# Training deep neural net Flashcards

When training a (DNN) is it ok to initialize all the weights to the same value as long as that value is selected randomly using He initialization?

No, all weights should be sampled independently; they should not all have the same initial value. One important goal of sampling weights randomly is to break symmetry.

When training a DNN is it OK to initialize the bias terms to 0?

It is perfectly fine to initialize the bias terms to zero. Some people like to initialize them just like weights, and that okay too; it does not make much difference.

When training a DNN name three advantages of SELU activation function over ReLU.

A few advantages of the SELU function over the ReLU function are:

1) It can take on negative values, so the average output of the neurons in any given layer is typically closer to zero than when using the ReLU activation function.

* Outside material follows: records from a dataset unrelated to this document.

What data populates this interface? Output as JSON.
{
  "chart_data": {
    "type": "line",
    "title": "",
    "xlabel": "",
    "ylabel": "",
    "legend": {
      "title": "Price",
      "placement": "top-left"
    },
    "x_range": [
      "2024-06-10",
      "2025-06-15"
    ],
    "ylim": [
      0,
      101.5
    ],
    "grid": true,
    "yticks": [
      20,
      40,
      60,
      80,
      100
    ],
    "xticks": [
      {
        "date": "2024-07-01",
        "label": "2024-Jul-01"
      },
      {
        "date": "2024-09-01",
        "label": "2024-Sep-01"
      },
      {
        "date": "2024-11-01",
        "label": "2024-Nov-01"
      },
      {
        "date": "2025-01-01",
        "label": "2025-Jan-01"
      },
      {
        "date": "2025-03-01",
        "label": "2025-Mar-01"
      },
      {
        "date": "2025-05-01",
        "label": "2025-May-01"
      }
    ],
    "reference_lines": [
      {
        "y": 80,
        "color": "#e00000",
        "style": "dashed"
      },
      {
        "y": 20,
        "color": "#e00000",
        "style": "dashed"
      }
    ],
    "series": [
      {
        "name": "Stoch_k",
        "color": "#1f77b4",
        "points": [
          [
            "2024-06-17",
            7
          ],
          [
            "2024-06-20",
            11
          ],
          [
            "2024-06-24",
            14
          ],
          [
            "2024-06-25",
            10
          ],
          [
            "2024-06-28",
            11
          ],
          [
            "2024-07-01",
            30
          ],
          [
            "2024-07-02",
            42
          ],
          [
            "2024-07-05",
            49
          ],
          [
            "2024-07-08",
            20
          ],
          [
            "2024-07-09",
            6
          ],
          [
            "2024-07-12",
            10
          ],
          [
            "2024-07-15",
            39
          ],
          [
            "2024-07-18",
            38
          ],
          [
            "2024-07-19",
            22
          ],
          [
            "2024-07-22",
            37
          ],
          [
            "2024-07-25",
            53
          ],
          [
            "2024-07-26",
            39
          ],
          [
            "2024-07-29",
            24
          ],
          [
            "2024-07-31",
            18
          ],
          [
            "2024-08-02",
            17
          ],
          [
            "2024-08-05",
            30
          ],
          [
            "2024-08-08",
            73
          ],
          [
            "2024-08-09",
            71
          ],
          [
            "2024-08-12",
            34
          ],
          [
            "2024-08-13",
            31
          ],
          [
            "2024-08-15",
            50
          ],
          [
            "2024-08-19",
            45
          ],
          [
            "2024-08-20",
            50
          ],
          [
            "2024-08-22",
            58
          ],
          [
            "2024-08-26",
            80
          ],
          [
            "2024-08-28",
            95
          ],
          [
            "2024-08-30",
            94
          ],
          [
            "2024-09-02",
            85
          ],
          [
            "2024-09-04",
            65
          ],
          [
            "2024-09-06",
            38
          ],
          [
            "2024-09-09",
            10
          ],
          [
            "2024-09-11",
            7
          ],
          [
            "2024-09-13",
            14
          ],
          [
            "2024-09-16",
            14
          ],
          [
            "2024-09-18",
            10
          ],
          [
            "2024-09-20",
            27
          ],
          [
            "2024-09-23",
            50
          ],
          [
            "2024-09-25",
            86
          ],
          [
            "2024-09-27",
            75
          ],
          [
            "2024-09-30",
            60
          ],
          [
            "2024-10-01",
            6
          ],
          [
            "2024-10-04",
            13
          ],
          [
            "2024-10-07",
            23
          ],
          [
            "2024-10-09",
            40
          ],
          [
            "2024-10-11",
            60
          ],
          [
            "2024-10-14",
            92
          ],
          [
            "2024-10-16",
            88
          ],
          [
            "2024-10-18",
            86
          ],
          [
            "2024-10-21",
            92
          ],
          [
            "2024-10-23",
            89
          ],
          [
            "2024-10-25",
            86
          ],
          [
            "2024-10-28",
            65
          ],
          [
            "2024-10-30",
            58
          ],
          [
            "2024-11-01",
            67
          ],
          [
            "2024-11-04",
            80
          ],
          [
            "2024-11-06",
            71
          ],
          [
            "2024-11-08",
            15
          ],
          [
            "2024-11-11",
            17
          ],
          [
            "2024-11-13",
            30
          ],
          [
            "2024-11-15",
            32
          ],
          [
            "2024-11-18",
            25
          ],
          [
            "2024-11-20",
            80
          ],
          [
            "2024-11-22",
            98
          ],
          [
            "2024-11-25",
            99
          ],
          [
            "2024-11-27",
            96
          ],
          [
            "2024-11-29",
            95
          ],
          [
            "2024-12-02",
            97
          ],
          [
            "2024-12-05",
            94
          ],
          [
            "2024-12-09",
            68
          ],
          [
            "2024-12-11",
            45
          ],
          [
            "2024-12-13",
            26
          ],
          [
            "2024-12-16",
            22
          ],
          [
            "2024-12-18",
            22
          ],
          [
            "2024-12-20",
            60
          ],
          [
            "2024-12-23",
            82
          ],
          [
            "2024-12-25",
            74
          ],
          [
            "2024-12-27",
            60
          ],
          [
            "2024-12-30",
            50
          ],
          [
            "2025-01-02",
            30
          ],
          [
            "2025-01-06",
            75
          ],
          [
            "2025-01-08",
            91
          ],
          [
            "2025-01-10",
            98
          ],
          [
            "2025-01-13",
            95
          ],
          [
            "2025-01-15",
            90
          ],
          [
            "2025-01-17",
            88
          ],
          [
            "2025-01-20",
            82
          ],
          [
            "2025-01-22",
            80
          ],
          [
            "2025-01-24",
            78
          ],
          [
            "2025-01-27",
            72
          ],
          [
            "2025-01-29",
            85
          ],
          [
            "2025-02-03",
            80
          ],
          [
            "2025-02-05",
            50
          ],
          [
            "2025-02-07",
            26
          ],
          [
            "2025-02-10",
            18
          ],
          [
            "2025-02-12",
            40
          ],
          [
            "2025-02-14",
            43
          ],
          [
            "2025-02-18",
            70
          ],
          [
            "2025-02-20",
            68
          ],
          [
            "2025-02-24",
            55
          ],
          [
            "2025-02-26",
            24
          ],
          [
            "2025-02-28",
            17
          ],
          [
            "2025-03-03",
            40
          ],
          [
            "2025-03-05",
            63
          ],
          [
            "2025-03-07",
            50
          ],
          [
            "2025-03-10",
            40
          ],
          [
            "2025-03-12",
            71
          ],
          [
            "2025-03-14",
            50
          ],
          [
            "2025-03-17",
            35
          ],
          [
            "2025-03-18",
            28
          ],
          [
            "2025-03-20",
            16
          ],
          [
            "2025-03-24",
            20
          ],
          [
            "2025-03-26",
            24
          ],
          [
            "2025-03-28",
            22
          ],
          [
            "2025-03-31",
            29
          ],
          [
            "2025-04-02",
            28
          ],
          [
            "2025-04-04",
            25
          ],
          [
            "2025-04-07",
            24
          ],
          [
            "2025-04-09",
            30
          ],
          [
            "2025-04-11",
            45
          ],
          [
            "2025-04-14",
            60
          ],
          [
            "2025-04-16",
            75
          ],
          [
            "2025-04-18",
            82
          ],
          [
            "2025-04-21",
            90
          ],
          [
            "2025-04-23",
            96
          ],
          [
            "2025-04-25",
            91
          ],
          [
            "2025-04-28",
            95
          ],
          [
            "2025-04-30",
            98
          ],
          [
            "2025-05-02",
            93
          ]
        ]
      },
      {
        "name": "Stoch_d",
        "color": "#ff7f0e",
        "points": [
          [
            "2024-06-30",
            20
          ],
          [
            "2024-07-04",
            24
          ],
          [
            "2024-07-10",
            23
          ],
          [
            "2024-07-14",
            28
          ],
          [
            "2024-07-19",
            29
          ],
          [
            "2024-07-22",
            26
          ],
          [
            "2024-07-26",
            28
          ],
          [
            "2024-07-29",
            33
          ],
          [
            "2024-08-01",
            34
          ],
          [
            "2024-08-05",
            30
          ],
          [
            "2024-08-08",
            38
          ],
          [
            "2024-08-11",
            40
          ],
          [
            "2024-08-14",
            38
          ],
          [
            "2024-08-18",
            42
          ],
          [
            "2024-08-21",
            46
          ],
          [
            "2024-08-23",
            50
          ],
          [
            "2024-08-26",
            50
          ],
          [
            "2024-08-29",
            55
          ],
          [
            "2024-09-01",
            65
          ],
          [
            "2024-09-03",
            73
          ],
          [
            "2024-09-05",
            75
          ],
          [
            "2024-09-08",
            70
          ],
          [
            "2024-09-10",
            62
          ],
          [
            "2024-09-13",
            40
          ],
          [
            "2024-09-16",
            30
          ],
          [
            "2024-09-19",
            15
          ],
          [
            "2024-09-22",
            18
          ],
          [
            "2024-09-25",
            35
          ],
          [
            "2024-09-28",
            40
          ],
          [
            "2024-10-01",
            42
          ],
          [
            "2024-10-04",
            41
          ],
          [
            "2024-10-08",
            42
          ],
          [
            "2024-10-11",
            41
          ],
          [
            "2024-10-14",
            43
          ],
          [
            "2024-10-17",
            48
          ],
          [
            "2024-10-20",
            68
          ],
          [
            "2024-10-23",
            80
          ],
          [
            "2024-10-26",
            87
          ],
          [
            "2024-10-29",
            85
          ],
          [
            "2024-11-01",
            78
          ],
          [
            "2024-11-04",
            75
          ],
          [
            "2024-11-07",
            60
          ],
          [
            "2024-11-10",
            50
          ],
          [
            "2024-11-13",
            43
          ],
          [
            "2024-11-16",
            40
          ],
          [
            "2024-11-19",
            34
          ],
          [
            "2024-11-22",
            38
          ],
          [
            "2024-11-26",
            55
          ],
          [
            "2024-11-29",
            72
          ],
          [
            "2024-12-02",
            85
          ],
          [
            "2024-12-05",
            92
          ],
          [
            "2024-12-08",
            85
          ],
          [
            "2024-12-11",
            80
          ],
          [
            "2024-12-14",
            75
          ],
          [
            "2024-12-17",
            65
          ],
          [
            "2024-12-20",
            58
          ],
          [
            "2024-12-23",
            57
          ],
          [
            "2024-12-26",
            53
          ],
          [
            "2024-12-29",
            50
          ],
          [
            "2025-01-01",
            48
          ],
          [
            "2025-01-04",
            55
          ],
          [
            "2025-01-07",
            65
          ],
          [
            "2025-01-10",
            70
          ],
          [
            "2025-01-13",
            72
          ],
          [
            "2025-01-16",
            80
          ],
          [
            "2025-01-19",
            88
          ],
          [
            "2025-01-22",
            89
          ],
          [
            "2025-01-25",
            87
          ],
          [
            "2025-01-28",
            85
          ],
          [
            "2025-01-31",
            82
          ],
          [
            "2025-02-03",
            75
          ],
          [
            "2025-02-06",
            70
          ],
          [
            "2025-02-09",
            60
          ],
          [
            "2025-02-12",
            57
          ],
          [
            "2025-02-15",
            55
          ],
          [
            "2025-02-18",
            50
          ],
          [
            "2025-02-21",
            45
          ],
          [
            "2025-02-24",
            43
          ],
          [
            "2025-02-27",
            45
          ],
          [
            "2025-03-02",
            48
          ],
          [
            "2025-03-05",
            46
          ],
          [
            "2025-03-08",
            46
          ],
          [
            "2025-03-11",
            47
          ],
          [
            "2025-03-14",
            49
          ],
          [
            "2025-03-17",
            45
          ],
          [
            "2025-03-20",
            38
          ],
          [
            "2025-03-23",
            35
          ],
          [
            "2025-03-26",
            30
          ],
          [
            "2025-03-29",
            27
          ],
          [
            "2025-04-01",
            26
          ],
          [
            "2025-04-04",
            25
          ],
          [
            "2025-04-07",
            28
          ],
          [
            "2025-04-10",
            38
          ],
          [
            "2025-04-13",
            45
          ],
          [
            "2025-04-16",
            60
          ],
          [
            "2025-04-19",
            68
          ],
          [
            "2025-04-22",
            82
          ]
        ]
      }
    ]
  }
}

This helps alleviate the vanishing gradients problem.

2) IT always has a nonzero derivative, which avoids the dying units issue that can affect ReLU units.

3) When the conditions are right, then SELU activation function ensures the model is self-normalized, which solves the exploding/vanishing gradients problems.

When training a DNN in which cases would you want to use each of the following activation functions: SELU, leaky ReLU (and its variants), ReLU, tanh, logistic, and softmax?

The SELU activation function is a good default. If you need the neural network to be as fast as possible, you can use one of the leaky ReLU variants instead. The simplicity of the ReLU activation function’s makes it many people’s preferred option, despite the fact that it is generally outperformed by SELU and leaky ReLU. However, the ReLU activation function’s ability to output precisely zero can be useful in some cases. Moreover, it can sometimes benefit from optimized implementation as well as from hardware acceleration. The hyperbolic tangent (tanh) can be useful in the output layer if you need to output a number between -1 and 1, but nowadays it is not used much in hidden layers (except in recurrent nets) The logistic activation function is also useful in the output layer when you need to estimate a probability, but is rarely used in hidden layers. Finally, the softmax activation function is useful in the output layer to output probabilities for mutually exclusive classes, but it is rarely used in hidden layers.

When training a DNN, what may happen if you set the momentum hyperparameter too close to 1 (example 0.99999) when using an SGD optimizer?

If you set the momentum hyperparameter too close to 1 (ex: 0.99999) when using an SGD optimizer, then the algorithm will likely pick up a lot of speed, hopefully moving roughly toward the global minimum, but its momentum will carry it right past the minimum. Then it will slow down and come back, accelerate again, overshoot again, and so on. It may oscillate this way many times before converging, so overall it will take much longer to converge than with a smaller momentum value.

When training a DNN, what are three ways you can produce a sparse model.

One way to produce a sparse model is to train the model normally, then zero out tiny weights. For more sparsity, you can apply L1, regularization during training, which pushes the optimizer toward sparsity. A third option is to use the tensorflow model optimization toolkit.

When training a DNN, does dropout slow down training? does it slow down inference (i.e., making prediction on new instances)? What about MC dropout?

Yes dropout does slow down training, in general roughly by a factor of two. However, it has no impact on inference speed since it is only turned on during training. MC dropout is exactly like dropout during training, but it is still active during inference, so each inference is slowed down slightly. More importantly, when using MC dropout you generally want to run inference 10 times or more to get better predictions. This means that making prediction is slowed down by a factor of 10 or more.